SZ95 sebocytes were seeded into eight-well chamber slides and were fixed with methanol for 30 min at −20°C. Nonspecific binding was blocked with 5% donkey serum for 1 h at room temperature. Cells were then incubated for 1 h with the rabbit polyclonal Ab against anti–NF-κB p65 (Santa Cruz Biotechnology, San Diego, CA) (1 μg/ml). Bound Abs were visualized with a donkey anti-rabbit (1:1500) Ab coupled to Texas Red (Dianova, Hamburg, Germany). For nuclear staining, 4′,6-diamidino-2-phenylindole (DAPI) (Fluka, Taufkirchen, Germany) was used. Cells were imaged and examined with a fluorescence microscope (Carl Zeiss, Oberkochen, Germany). Red fluorescence was excited using the TX3 filter (530–585 nm); for DAPI staining an excitation wavelength of 365 nm was used and emission was measured at 615 nm.

SZ95 sebocytes were seeded into 10-cm Ø tissue culture dishes at a density of 5 × 10⁶ cells. Following deprivation, cells were stimulated for 15, 30, or 60 min with IL-1β (1 ng/ml), KdPT (10⁻⁶ M), or both agents. Cells were then washed with ice-cold PBS, scraped in low-salt buffer A consisting of 10 mM HEPES (pH 7.9), 10 mM KCl, 0.1 mM EDTA, 0.1 mM EGTA, 1 mM DTT, 0.1 mM PMSF, and the Complete Protease Inhibitor Set, and then incubated on ice for 20 min. The lysates were subsequently passed 10 times through a 26G1/2-gauge needle. After centrifugation, nuclear pellets were resuspended in high-salt buffer C (20 mM HEPES, pH 7.9; 400 mM NaCl; 1 mM EDTA; 1 mM EGTA; 1mM DTT; and protease inhibitors, as mentioned above), followed by intense shaking at 4°C for 30 min. Nuclear lysates were cleared by centrifugation and the protein content determined by the DC Protein Assay Kit (Bio-Rad, Hercules, CA). The NF-κB consensus oligonucleotide (Santa Cruz Biotechnology) was end labeled using [γ³²P]ATP and T4 polynucleotide kinase (Fermentas), followed by column purification (QIAquick Nucleotide Removal Kit, Qiagen). Binding reactions were carried out in a 20-μl volume of 4 mM HEPES (pH 7.5), 10 mM KCl, 0.5 mM MgCl₂, 4% (w/v) Ficoll, 0.2 mM DTT containing 14 μg protein extract, 2 μg poly [dI-dC], 2 μg BSA, and 60,000 cpm of ³²P-labeled NF-κB consensus oligonucleotide. Reaction samples were incubated for 20 min at room temperature. For supershift assays, EMSA samples were incubated with 2 μg of the respective supershift Ab recognizing p65 or p50 (Santa Cruz Biotechnology) for 20 min at room temperature prior to addition of ³²P-labeled NF-κB oligonucleotide. Reaction samples were separated on a 4.5% native PAGE at 150 V for 2.5 h and detected by autoradiography.
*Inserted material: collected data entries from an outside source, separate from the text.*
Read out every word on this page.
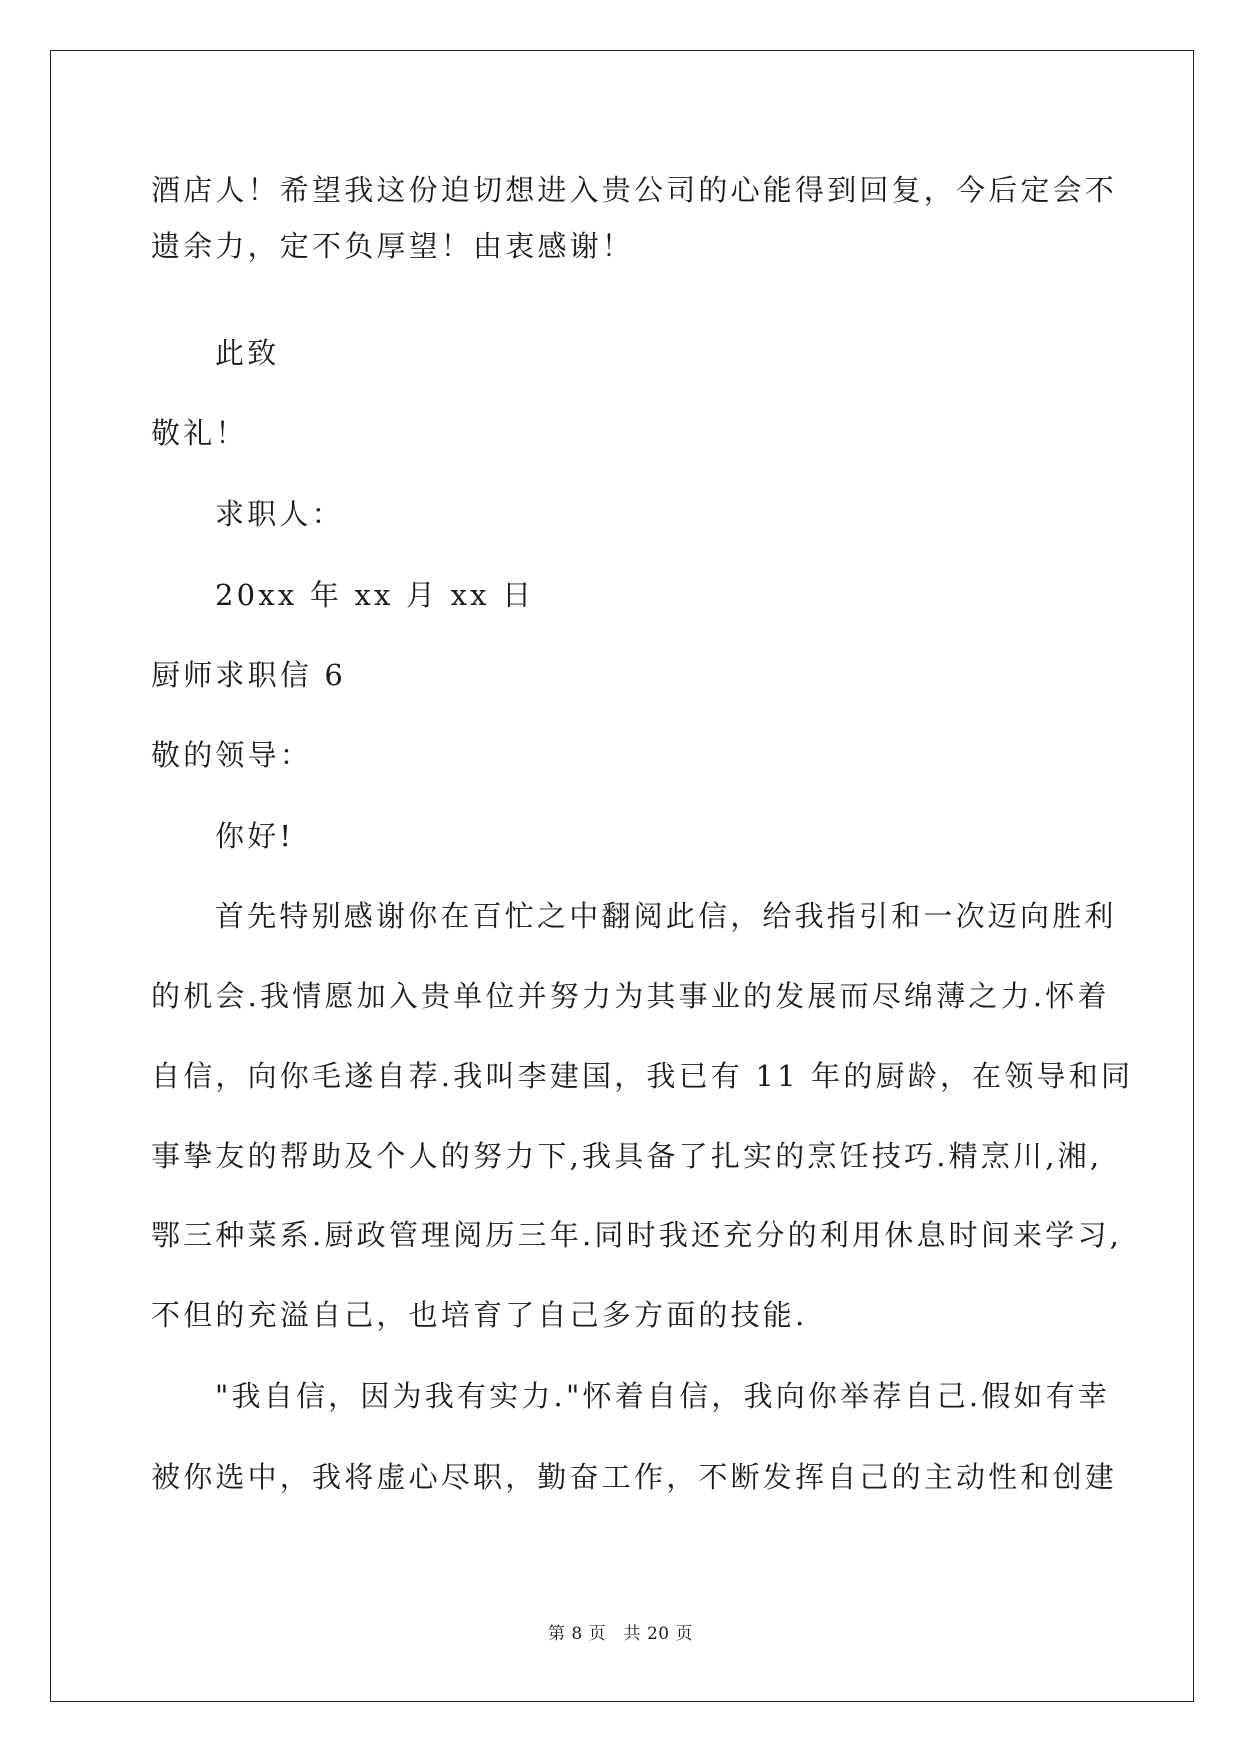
酒店人！希望我这份迫切想进入贵公司的心能得到回复，今后定会不
遗余力，定不负厚望！由衷感谢！
此致
敬礼！
求职人：
20xx 年 xx 月 xx 日
厨师求职信 6
敬的领导：
你好!
首先特别感谢你在百忙之中翻阅此信，给我指引和一次迈向胜利
的机会.我情愿加入贵单位并努力为其事业的发展而尽绵薄之力.怀着
自信，向你毛遂自荐.我叫李建国，我已有 11 年的厨龄，在领导和同
事挚友的帮助及个人的努力下,我具备了扎实的烹饪技巧.精烹川,湘,
鄂三种菜系.厨政管理阅历三年.同时我还充分的利用休息时间来学习,
不但的充溢自己，也培育了自己多方面的技能.
"我自信，因为我有实力."怀着自信，我向你举荐自己.假如有幸
被你选中，我将虚心尽职，勤奋工作，不断发挥自己的主动性和创建
第 8 页　共 20 页
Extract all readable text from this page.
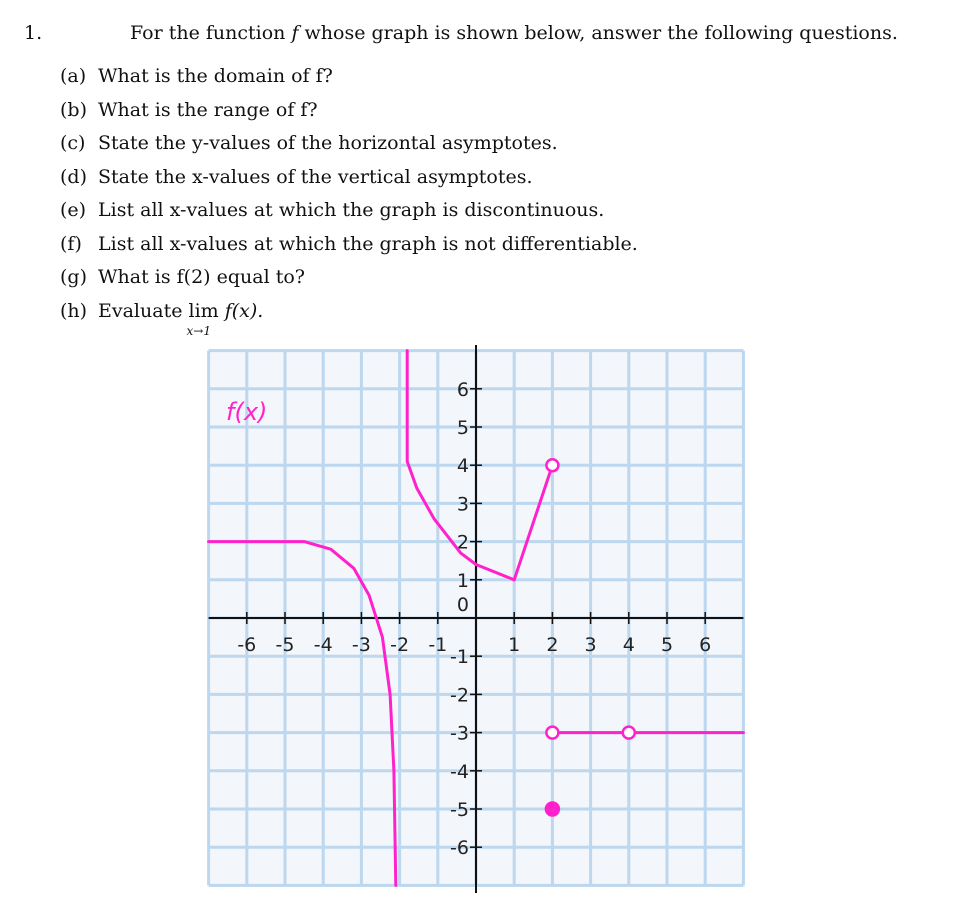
1.	For the function f whose graph is shown below, answer the following questions.
(a) What is the domain of f?
(b) What is the range of f?
(c) State the y-values of the horizontal asymptotes.
(d) State the x-values of the vertical asymptotes.
(e) List all x-values at which the graph is discontinuous.
(f) List all x-values at which the graph is not differentiable.
(g) What is f(2) equal to?
(h) Evaluate lim
x→1
f(x).
-6 -5 -4 -3 -2 -1	1 2 3 4 5 6
6
5
4
3
2
1
-1
-2
-3
-4
-5
-6
0
f(x)
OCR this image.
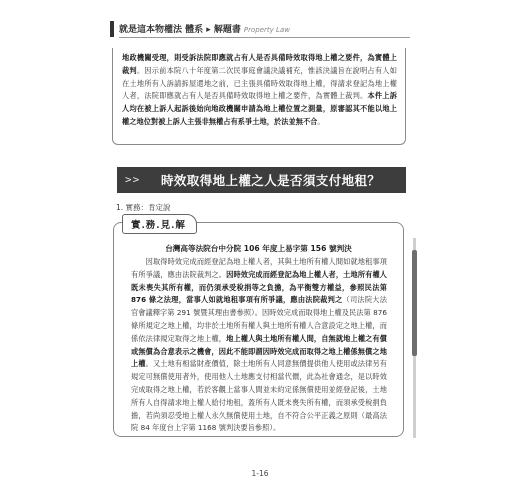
就是這本物權法 體系 ▸ 解題書 Property Law

地政機關受理，則受訴法院即應就占有人是否具備時效取得地上權之要件，為實體上裁判。因示前本院八十年度第二次民事庭會議決議補充，惟該決議旨在說明占有人如在土地所有人訴請拆屋還地之前，已主張具備時效取得地上權，得請求登記為地上權人者，法院即應就占有人是否具備時效取得地上權之要件，為實體上裁判。本件上訴人均在被上訴人起訴後始向地政機關申請為地上權位置之測量，原審認其不能以地上權之地位對被上訴人主張非無權占有系爭土地，於法並無不合。

>> 時效取得地上權之人是否須支付地租？
1. 實務：肯定說
實.務.見.解
台灣高等法院台中分院 106 年度上易字第 156 號判決

　　因取得時效完成而經登記為地上權人者，其與土地所有權人間如就地租事項有所爭議，應由法院裁判之。因時效完成而經登記為地上權人者，土地所有權人既未喪失其所有權，而仍須承受稅捐等之負擔，為平衡雙方權益，參照民法第 876 條之法理，當事人如就地租事項有所爭議，應由法院裁判之（司法院大法官會議釋字第 291 號暨其理由書參照）。因時效完成而取得地上權及民法第 876 條所規定之地上權，均非於土地所有權人與土地所有權人合意設定之地上權，而係依法律規定取得之地上權，地上權人與土地所有權人間，自無就地上權之有償或無償為合意表示之機會，因此不能即謂因時效完成而取得之地上權係無償之地上權。又土地有相當財產價值，除土地所有人同意無價提供他人使用或法律另有規定可無償使用者外，使用他人土地應支付相當代價，此為社會通念，是以時效完成取得之地上權，若於客觀上當事人間並未約定係無償使用並經登記後，土地所有人自得請求地上權人給付地租，蓋所有人既未喪失所有權，而須承受稅捐負擔，若尚須忍受地上權人永久無償使用土地，自不符合公平正義之原則（最高法院 84 年度台上字第 1168 號判決要旨參照）。

1-16
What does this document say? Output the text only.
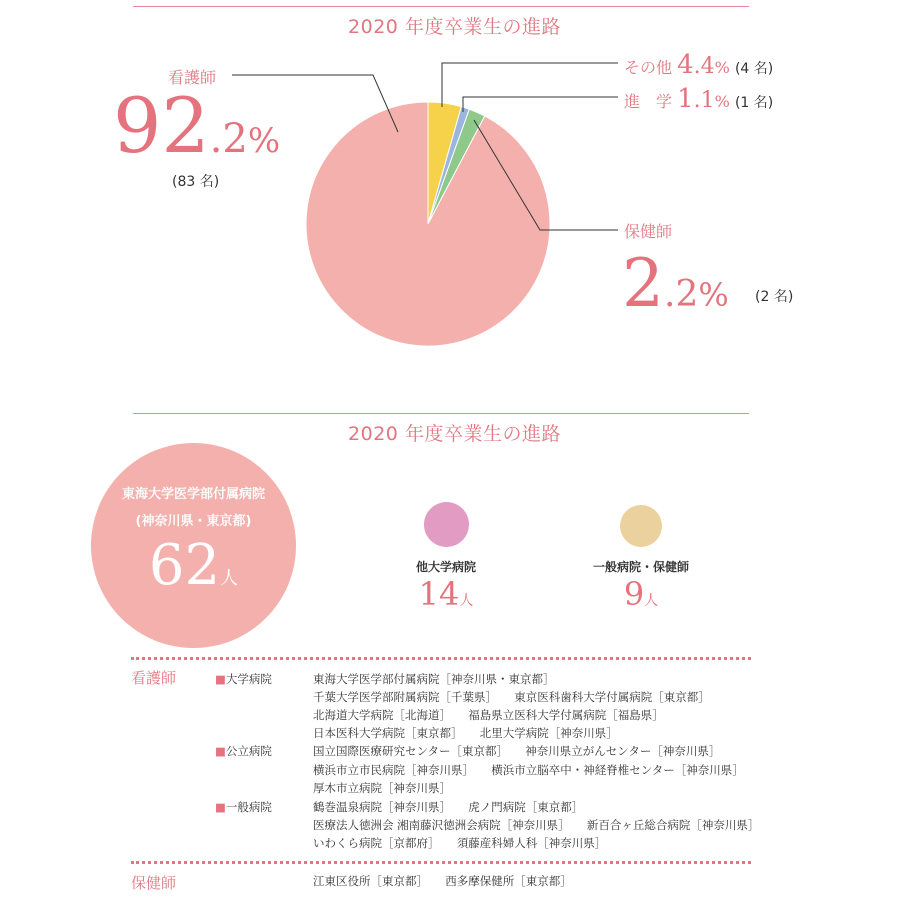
2020 年度卒業生の進路
看護師
92.2%
(83 名)
その他 4.4% (4 名)
進　学 1.1% (1 名)
保健師
2.2% (2 名)
2020 年度卒業生の進路
東海大学医学部付属病院
(神奈川県・東京都)
62人
他大学病院
14人
一般病院・保健師
9人
看護師	■大学病院	東海大学医学部付属病院［神奈川県・東京都］
千葉大学医学部附属病院［千葉県］　　東京医科歯科大学付属病院［東京都］
北海道大学病院［北海道］　　福島県立医科大学付属病院［福島県］
日本医科大学病院［東京都］　　北里大学病院［神奈川県］
■公立病院	国立国際医療研究センター［東京都］　　神奈川県立がんセンター［神奈川県］
横浜市立市民病院［神奈川県］　　横浜市立脳卒中・神経脊椎センター［神奈川県］
厚木市立病院［神奈川県］
■一般病院	鶴巻温泉病院［神奈川県］　　虎ノ門病院［東京都］
医療法人徳洲会 湘南藤沢徳洲会病院［神奈川県］　　新百合ヶ丘総合病院［神奈川県］
いわくら病院［京都府］　　須藤産科婦人科［神奈川県］
保健師	江東区役所［東京都］　　西多摩保健所［東京都］
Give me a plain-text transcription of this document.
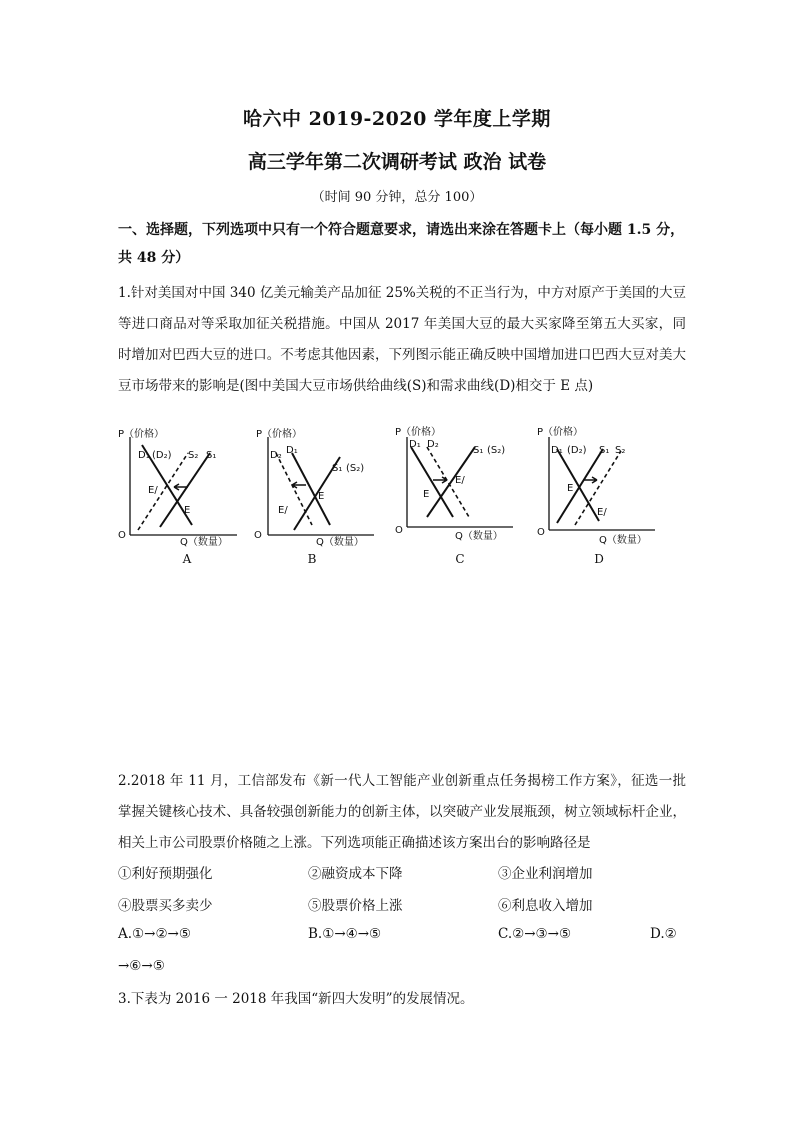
哈六中 2019-2020 学年度上学期
高三学年第二次调研考试 政治 试卷
（时间 90 分钟，总分 100）
一、选择题，下列选项中只有一个符合题意要求，请选出来涂在答题卡上（每小题 1.5 分，共 48 分）
1.针对美国对中国 340 亿美元输美产品加征 25%关税的不正当行为，中方对原产于美国的大豆等进口商品对等采取加征关税措施。中国从 2017 年美国大豆的最大买家降至第五大买家，同时增加对巴西大豆的进口。不考虑其他因素，下列图示能正确反映中国增加进口巴西大豆对美大豆市场带来的影响是(图中美国大豆市场供给曲线(S)和需求曲线(D)相交于 E 点)
P（价格）
Q（数量）
O
D₁ (D₂) S₂ S₁
E/
E
A
P（价格）
Q（数量）
O
D₂ D₁
S₁ (S₂)
E
E/
B
P（价格）
Q（数量）
O
D₁ D₂
S₁ (S₂)
E/
E
C
P（价格）
Q（数量）
O
D₁ (D₂) S₁ S₂
E
E/
D
2.2018 年 11 月，工信部发布《新一代人工智能产业创新重点任务揭榜工作方案》，征选一批掌握关键核心技术、具备较强创新能力的创新主体，以突破产业发展瓶颈，树立领域标杆企业，相关上市公司股票价格随之上涨。下列选项能正确描述该方案出台的影响路径是
①利好预期强化	②融资成本下降	③企业利润增加
④股票买多卖少	⑤股票价格上涨	⑥利息收入增加
A.①→②→⑤	B.①→④→⑤	C.②→③→⑤	D.②
→⑥→⑤
3.下表为 2016 一 2018 年我国“新四大发明”的发展情况。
Competition binding experiments were performed in 96-well U-bottom microplates (BD Biosciences, Heidelberg, Germany), each well containing 100 μl murine B16-F1 or human SZ95 sebocyte cell suspensions adjusted to 4 × 10⁶ cells/ml. The binding medium consisted of MEM with Earle’s salts, 0.2% BSA, and 0.3 mM 1,10-phenanthroline. Triplicates of competitor peptide solution (50 μl), yielding a final concentration ranging from 1 × 10⁻⁴ to 1 × 10⁻¹² M, were added, followed by the addition of 50,000 cpm [¹²⁵I]NDP-α–MSH in 50 μl to each well (29). The incubation conditions were 15°C for 3 h for B16-F1 cells and 15°C for 3 h or 37°C for 2 h for SZ95 cells. The reaction was stopped by placing the plates on ice for 10 min. The cell-bound radioactivity was collected on filters (Unifilter-96 GF/B; Packard, Meriden, CT) by use of a cell harvester, and the radioactivity was counted on a TopCount scintillation counter (Packard). The IC₅₀ values were calculated with Prism software (GraphPad Software, San Diego).

The potential melanotropic in vitro effect of KdPT at concentrations ranging from 10⁻⁶ to 10⁻¹⁰ M versus NDP–α-MSH (10⁻⁸ M) as a positive control was assayed on B16-F1 melanoma cells seeded at a density of 2500 cells per well in 96-well tissue culture plates. The melanin content in the supernatants of the cells after 72 h was determined photometrically at 405 nm, as described previously (30).

Human rIL-1β (eBioscience, Frankfurt, Germany), 25 μg, was labeled with Alexa Fluor 488, using a commercially available protein labeling kit (Invitrogen, Darmstadt, Germany). SZ95 sebocytes were then seeded into 3.5-cm Ø tissue culture dishes at a density of 2 × 10⁵ cells per dish. After serum deprivation, as described above, cells were washed with PBS, trypsinized, centrifuged, and transferred to FACS tubes. For the labeling reaction, cells were incubated on ice for 15 min with Alexa Fluor 488-labeled IL-1β. KdPT (10⁻⁷ M) or unlabeled IL-1β (1 ng/ml) was preincubated for 15 min. Cells were finally washed twice with ice-cold PBS to remove unbound molecules. Cell-bound fluorochrome-labeled IL-1β was visualized by flow cytometry, using the FACSCalibur, as outlined above.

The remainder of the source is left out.